Every quarter, I take the time to review the conference calls of the biggest American banks.
I don't own the stocks, of course, and in most cases, I never will.
See, I am a huge fan of small banks. And I've made an unreasonably good deal of money there.
But we all have to live in the world, and the big banks have come pretty close to blowing up that world several times during my decades in the market. I don't trust them. It's like the guy sleeping next to the elephant. You don't have to be married to the elephant, but every twitch and grunt is going to impact you severely.
Oh, these bankers talk a good game about "building trust" in "the community," but at the end of the day, they'd securitize Mongolian horse droppings, package them together with North Korean nuclear industry futures, slap a AAA rating on it, and sell that "product" to every pension fund and grandmother from sea to shining sea if they thought it would boost their return on equity by 40 basis points.
Their valuations are completely opaque, too.

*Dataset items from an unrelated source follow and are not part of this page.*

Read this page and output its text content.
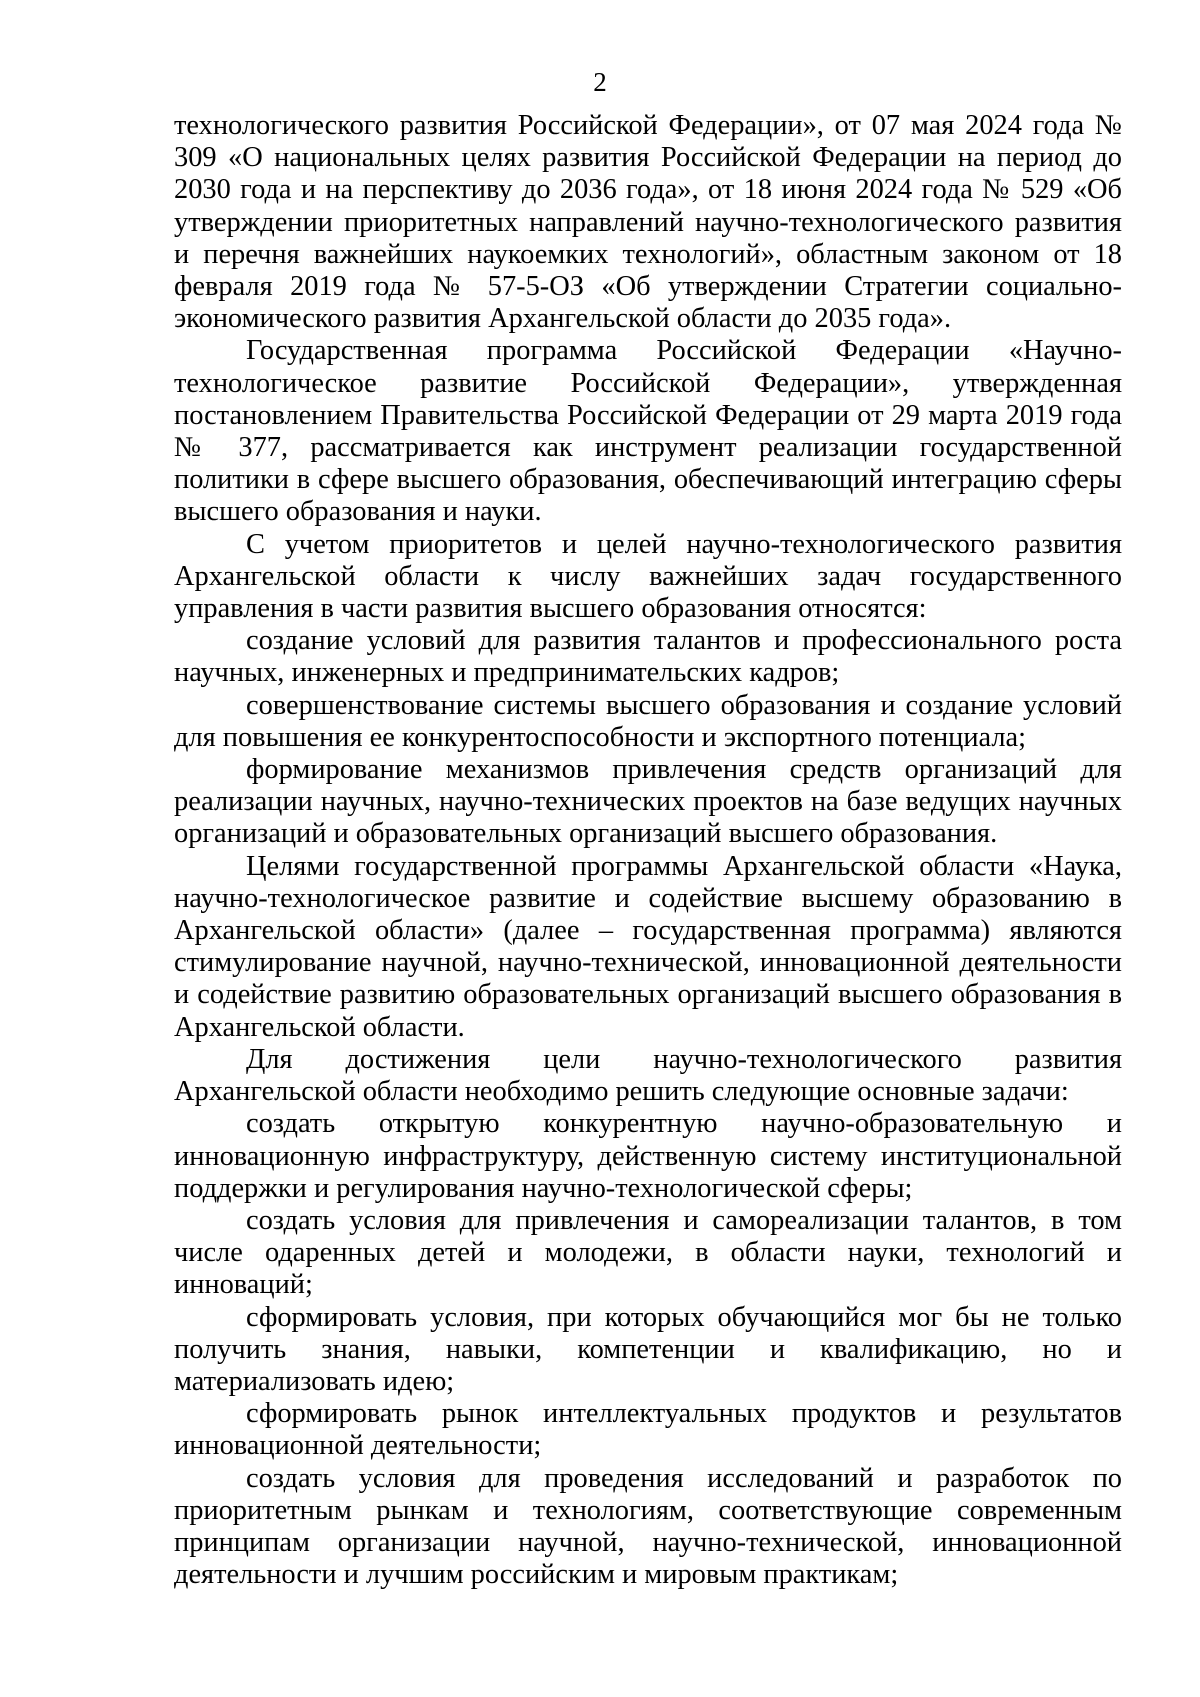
2

технологического развития Российской Федерации», от 07 мая 2024 года № 309 «О национальных целях развития Российской Федерации на период до 2030 года и на перспективу до 2036 года», от 18 июня 2024 года № 529 «Об утверждении приоритетных направлений научно-технологического развития и перечня важнейших наукоемких технологий», областным законом от 18 февраля 2019 года № 57-5-ОЗ «Об утверждении Стратегии социально-экономического развития Архангельской области до 2035 года».

Государственная программа Российской Федерации «Научно-технологическое развитие Российской Федерации», утвержденная постановлением Правительства Российской Федерации от 29 марта 2019 года № 377, рассматривается как инструмент реализации государственной политики в сфере высшего образования, обеспечивающий интеграцию сферы высшего образования и науки.

С учетом приоритетов и целей научно-технологического развития Архангельской области к числу важнейших задач государственного управления в части развития высшего образования относятся:

создание условий для развития талантов и профессионального роста научных, инженерных и предпринимательских кадров;

совершенствование системы высшего образования и создание условий для повышения ее конкурентоспособности и экспортного потенциала;

формирование механизмов привлечения средств организаций для реализации научных, научно-технических проектов на базе ведущих научных организаций и образовательных организаций высшего образования.

Целями государственной программы Архангельской области «Наука, научно-технологическое развитие и содействие высшему образованию в Архангельской области» (далее – государственная программа) являются стимулирование научной, научно-технической, инновационной деятельности и содействие развитию образовательных организаций высшего образования в Архангельской области.

Для достижения цели научно-технологического развития Архангельской области необходимо решить следующие основные задачи:

создать открытую конкурентную научно-образовательную и инновационную инфраструктуру, действенную систему институциональной поддержки и регулирования научно-технологической сферы;

создать условия для привлечения и самореализации талантов, в том числе одаренных детей и молодежи, в области науки, технологий и инноваций;

сформировать условия, при которых обучающийся мог бы не только получить знания, навыки, компетенции и квалификацию, но и материализовать идею;

сформировать рынок интеллектуальных продуктов и результатов инновационной деятельности;

создать условия для проведения исследований и разработок по приоритетным рынкам и технологиям, соответствующие современным принципам организации научной, научно-технической, инновационной деятельности и лучшим российским и мировым практикам;
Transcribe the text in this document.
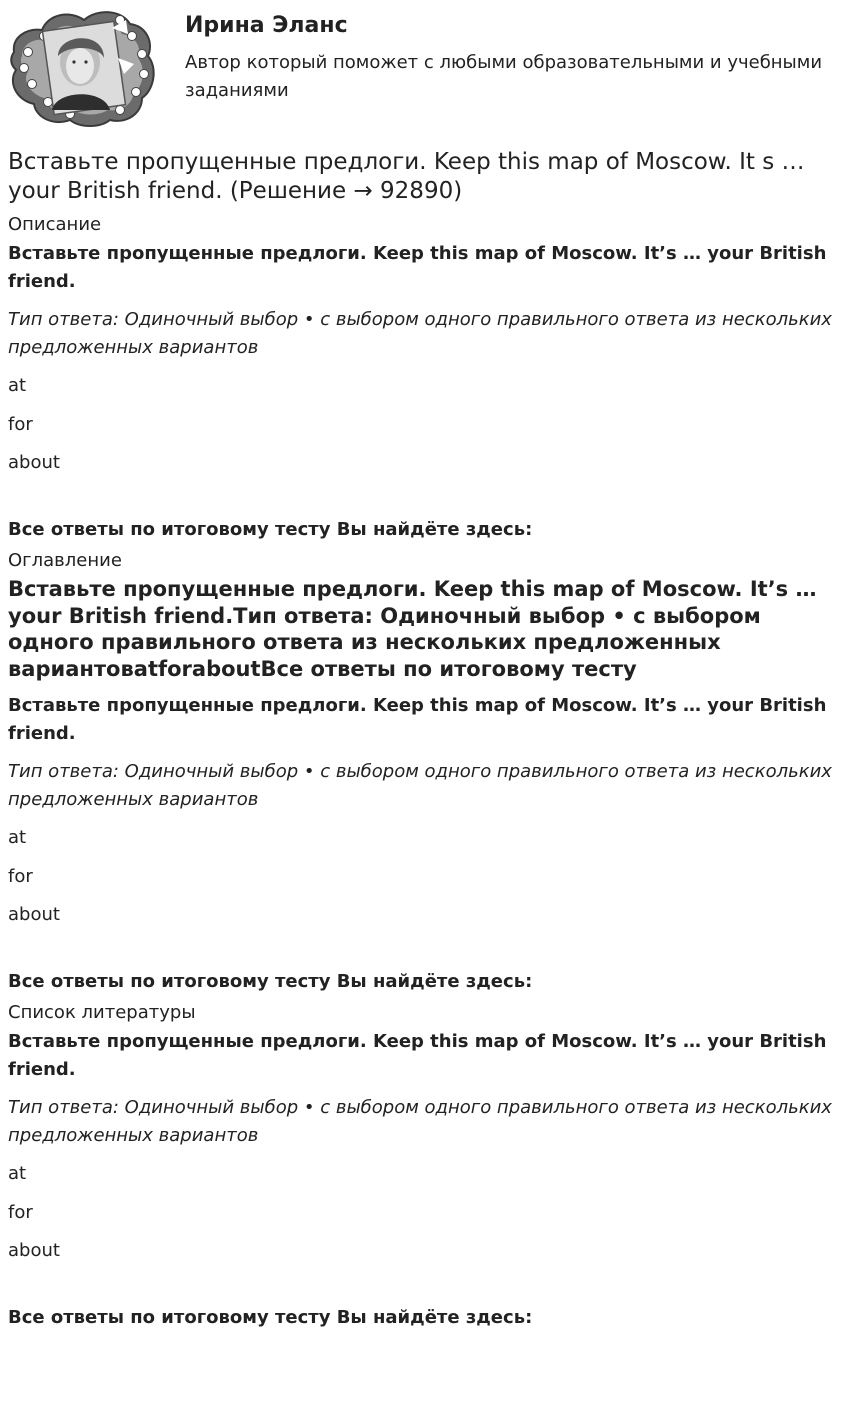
Ирина Эланс
Автор который поможет с любыми образовательными и учебными заданиями
Вставьте пропущенные предлоги. Keep this map of Moscow. It s …
your British friend. (Решение → 92890)
Описание
Вставьте пропущенные предлоги. Keep this map of Moscow. It’s … your British friend.
Тип ответа: Одиночный выбор • с выбором одного правильного ответа из нескольких предложенных вариантов
at
for
about
Все ответы по итоговому тесту Вы найдёте здесь:
Оглавление
Вставьте пропущенные предлоги. Keep this map of Moscow. It’s … your British friend.Тип ответа: Одиночный выбор • с выбором одного правильного ответа из нескольких предложенных вариантовatforaboutВсе ответы по итоговому тесту
Вставьте пропущенные предлоги. Keep this map of Moscow. It’s … your British friend.
Тип ответа: Одиночный выбор • с выбором одного правильного ответа из нескольких предложенных вариантов
at
for
about
Все ответы по итоговому тесту Вы найдёте здесь:
Список литературы
Вставьте пропущенные предлоги. Keep this map of Moscow. It’s … your British friend.
Тип ответа: Одиночный выбор • с выбором одного правильного ответа из нескольких предложенных вариантов
at
for
about
Все ответы по итоговому тесту Вы найдёте здесь:
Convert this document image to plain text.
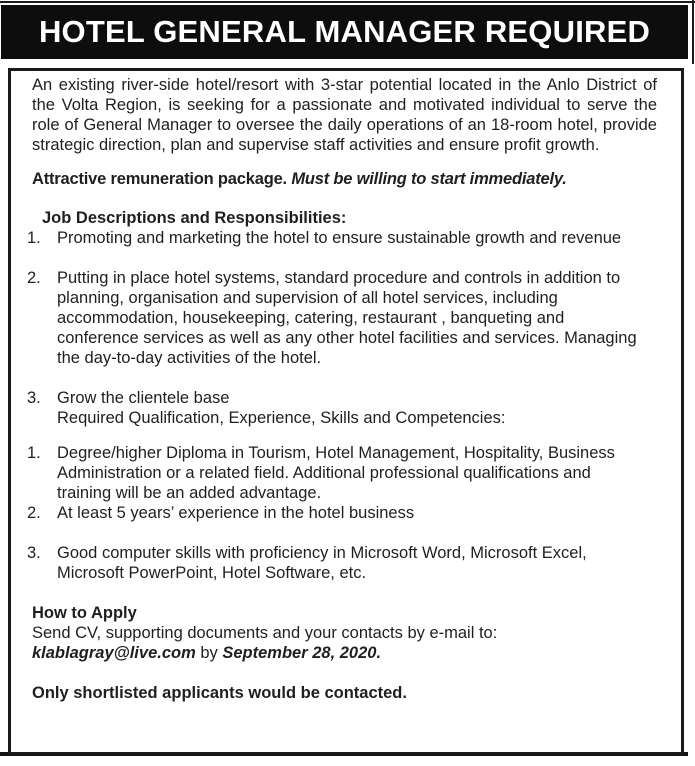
HOTEL GENERAL MANAGER REQUIRED

An existing river-side hotel/resort with 3-star potential located in the Anlo District of the Volta Region, is seeking for a passionate and motivated individual to serve the role of General Manager to oversee the daily operations of an 18-room hotel, provide strategic direction, plan and supervise staff activities and ensure profit growth.

Attractive remuneration package. Must be willing to start immediately.

Job Descriptions and Responsibilities:
1. Promoting and marketing the hotel to ensure sustainable growth and revenue
2. Putting in place hotel systems, standard procedure and controls in addition to planning, organisation and supervision of all hotel services, including accommodation, housekeeping, catering, restaurant , banqueting and conference services as well as any other hotel facilities and services. Managing the day-to-day activities of the hotel.
3. Grow the clientele base
Required Qualification, Experience, Skills and Competencies:
1. Degree/higher Diploma in Tourism, Hotel Management, Hospitality, Business Administration or a related field. Additional professional qualifications and training will be an added advantage.
2. At least 5 years’ experience in the hotel business
3. Good computer skills with proficiency in Microsoft Word, Microsoft Excel, Microsoft PowerPoint, Hotel Software, etc.
How to Apply

Send CV, supporting documents and your contacts by e-mail to:

klablagray@live.com by September 28, 2020.

Only shortlisted applicants would be contacted.
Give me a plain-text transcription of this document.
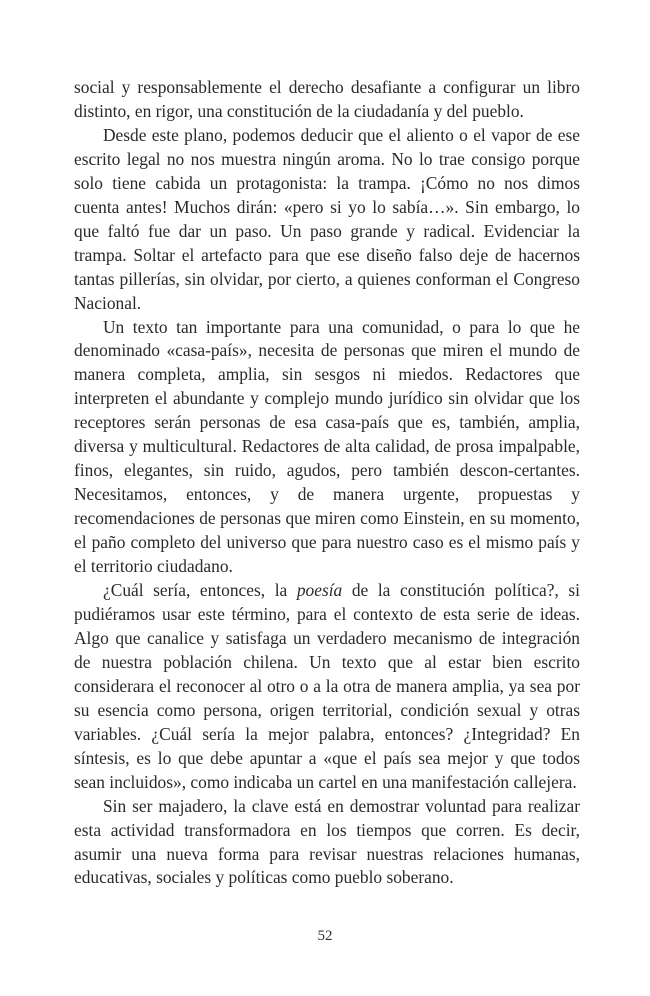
social y responsablemente el derecho desafiante a configurar un libro distinto, en rigor, una constitución de la ciudadanía y del pueblo.

Desde este plano, podemos deducir que el aliento o el vapor de ese escrito legal no nos muestra ningún aroma. No lo trae consigo porque solo tiene cabida un protagonista: la trampa. ¡Cómo no nos dimos cuenta antes! Muchos dirán: «pero si yo lo sabía…». Sin embargo, lo que faltó fue dar un paso. Un paso grande y radical. Evidenciar la trampa. Soltar el artefacto para que ese diseño falso deje de hacernos tantas pillerías, sin olvidar, por cierto, a quienes conforman el Congreso Nacional.

Un texto tan importante para una comunidad, o para lo que he denominado «casa-país», necesita de personas que miren el mundo de manera completa, amplia, sin sesgos ni miedos. Redactores que interpreten el abundante y complejo mundo jurídico sin olvidar que los receptores serán personas de esa casa-país que es, también, amplia, diversa y multicultural. Redactores de alta calidad, de prosa impalpable, finos, elegantes, sin ruido, agudos, pero también descon-certantes. Necesitamos, entonces, y de manera urgente, propuestas y recomendaciones de personas que miren como Einstein, en su momento, el paño completo del universo que para nuestro caso es el mismo país y el territorio ciudadano.

¿Cuál sería, entonces, la poesía de la constitución política?, si pudiéramos usar este término, para el contexto de esta serie de ideas. Algo que canalice y satisfaga un verdadero mecanismo de integración de nuestra población chilena. Un texto que al estar bien escrito considerara el reconocer al otro o a la otra de manera amplia, ya sea por su esencia como persona, origen territorial, condición sexual y otras variables. ¿Cuál sería la mejor palabra, entonces? ¿Integridad? En síntesis, es lo que debe apuntar a «que el país sea mejor y que todos sean incluidos», como indicaba un cartel en una manifestación callejera.

Sin ser majadero, la clave está en demostrar voluntad para realizar esta actividad transformadora en los tiempos que corren. Es decir, asumir una nueva forma para revisar nuestras relaciones humanas, educativas, sociales y políticas como pueblo soberano.

52
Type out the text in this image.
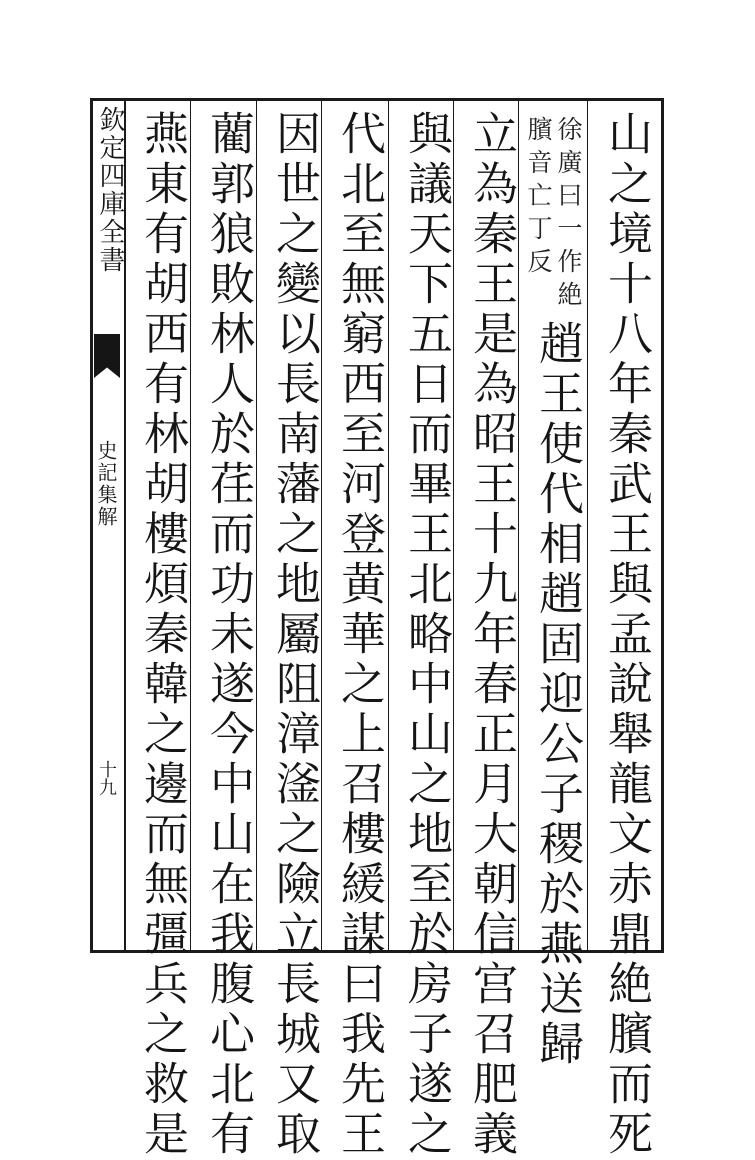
欽定四庫全書
史記集解
十九	山之境十八年秦武王與孟說舉龍文赤鼎絶臏而死
徐廣曰一作絶
臏音亡丁反
趙王使代相趙固迎公子稷於燕送歸
立為秦王是為昭王十九年春正月大朝信宫召肥義
與議天下五日而畢王北略中山之地至於房子遂之
代北至無窮西至河登黄華之上召樓緩謀曰我先王
因世之變以長南藩之地屬阻漳滏之險立長城又取
藺郭狼敗林人於荏而功未遂今中山在我腹心北有
燕東有胡西有林胡樓煩秦韓之邊而無彊兵之救是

I remember in the 1990s, Warren Buffett said that if he were teaching a course on value investing, he'd ask the class to value an Internet company. Anyone who turned in an answer – any answer – would fail, he said.
I feel exactly the same way about these "too-big-to-fail" banks with trading operations. So many of their assets are valued at mark-to-model, or "mark-to-anyone's-best-guess," that it's impossible to tell what they're worth.
The footnotes of these banks' filings would make a rocket scientist weep.
Still… the fresh memory of the financial crisis should tell you: Every investor ignores these elephants – and the $11 trillion in assets they control – at their own peril.